In 2004, a premiership year at Port Adelaide, his mind was as willing and cunning as ever, but his body was softening ever so slightly.  Fit young blokes everywhere, so the wily defender who liked to run out from deep in defence needed to rethink his role.   During that season, he became the league’s master of the niggling game.  If you lined up against Damien, you were going to be harassed into oblivion.  He didn’t get the ball much, but he made sure the players he stood also suffered possessional poverty. His attitude that season was founded upon sacrifice for the sake of the team.  By the end of the season he had a second premiership medallion around his neck.

Hard and brave.  But also very sharp.
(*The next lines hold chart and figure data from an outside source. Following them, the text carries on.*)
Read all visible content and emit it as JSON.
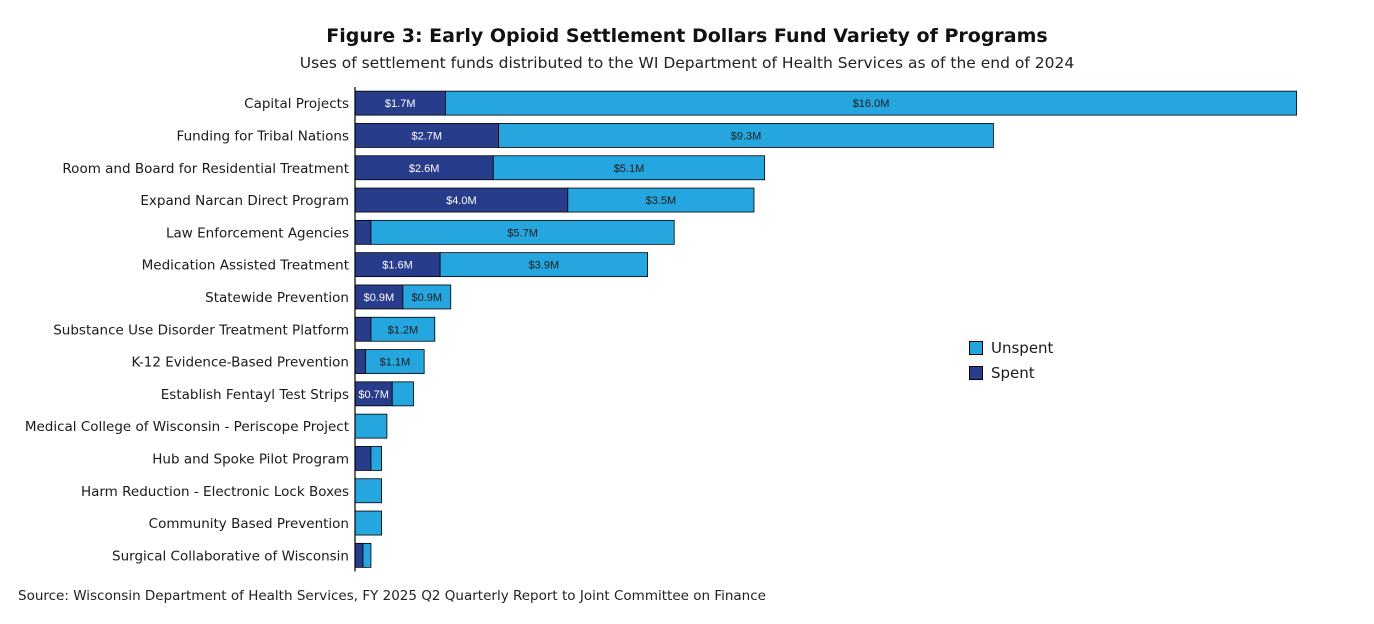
{
  "title": "Figure 3: Early Opioid Settlement Dollars Fund Variety of Programs",
  "subtitle": "Uses of settlement funds distributed to the WI Department of Health Services as of the end of 2024",
  "source": "Source: Wisconsin Department of Health Services, FY 2025 Q2 Quarterly Report to Joint Committee on Finance",
  "colors": {
    "spent": "#283c8c",
    "unspent": "#26a6df",
    "axis": "#000000"
  },
  "legend": {
    "position": "right",
    "unspent_label": "Unspent",
    "spent_label": "Spent"
  },
  "chart_data": {
    "type": "bar",
    "orientation": "horizontal",
    "stacked": true,
    "units": "$M",
    "categories": [
      "Capital Projects",
      "Funding for Tribal Nations",
      "Room and Board for Residential Treatment",
      "Expand Narcan Direct Program",
      "Law Enforcement Agencies",
      "Medication Assisted Treatment",
      "Statewide Prevention",
      "Substance Use Disorder Treatment Platform",
      "K-12 Evidence-Based Prevention",
      "Establish Fentayl Test Strips",
      "Medical College of Wisconsin - Periscope Project",
      "Hub and Spoke Pilot Program",
      "Harm Reduction - Electronic Lock Boxes",
      "Community Based Prevention",
      "Surgical Collaborative of Wisconsin"
    ],
    "series": [
      {
        "name": "Spent",
        "values": [
          1.7,
          2.7,
          2.6,
          4.0,
          0.3,
          1.6,
          0.9,
          0.3,
          0.2,
          0.7,
          0.0,
          0.3,
          0.0,
          0.0,
          0.15
        ],
        "labels": [
          "$1.7M",
          "$2.7M",
          "$2.6M",
          "$4.0M",
          "",
          "$1.6M",
          "$0.9M",
          "",
          "",
          "$0.7M",
          "",
          "",
          "",
          "",
          ""
        ]
      },
      {
        "name": "Unspent",
        "values": [
          16.0,
          9.3,
          5.1,
          3.5,
          5.7,
          3.9,
          0.9,
          1.2,
          1.1,
          0.4,
          0.6,
          0.2,
          0.5,
          0.5,
          0.15
        ],
        "labels": [
          "$16.0M",
          "$9.3M",
          "$5.1M",
          "$3.5M",
          "$5.7M",
          "$3.9M",
          "$0.9M",
          "$1.2M",
          "$1.1M",
          "",
          "",
          "",
          "",
          "",
          ""
        ]
      }
    ],
    "xlim": [
      0,
      18
    ],
    "grid": false
  }
}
And humble.  Dimma came to coach Richmond from the start of 2010 season, when we had finally tired of the talking suntan.  The players revolted, the guillotine swung and as a club we faced the abyss yet again.  We needed someone to put their hand up, again in the face of an underperforming and ‘not quite right’ playing list, and all of the turmoil that will ever follow a player’s revolt.  Hard and brave.  Smart.  And someone who had walked the path to the top a couple of times, someone who would know the difference between blind optimism and gritty reality.  Someone who would grow the club up quickly, finally bring it into the AFL era, where more than just promise is necessary.  Systems, structures, intelligence, resilience, depth, expenditure, decent training facilities - all of these things would need to be brought together at a club where almost none of them existed.

Damien knocked the coaching selection panel over by providing far more than just a shallow sales pitch.  He gave the panel a well thought through and defensible master plan for success. He’d thought about every aspect of the club - on field and off field.  All the changes that would be required to make the club mature.  He (or someone else, maybe Benny Gale) called it a convincing blue print for success.

Whatever it is about Damien, it is working. In my opinion he is the steadiest, most determined, hardest working and honest coach we have had in a generation.  I watch his media conferences in awe. The insight, humility, the care, the honesty.   The steadfast commitment to the plan. The consistency. His qualities are taking us somewhere, and I’m glad he is ours.  Eat them alive Tigers, eat them alive.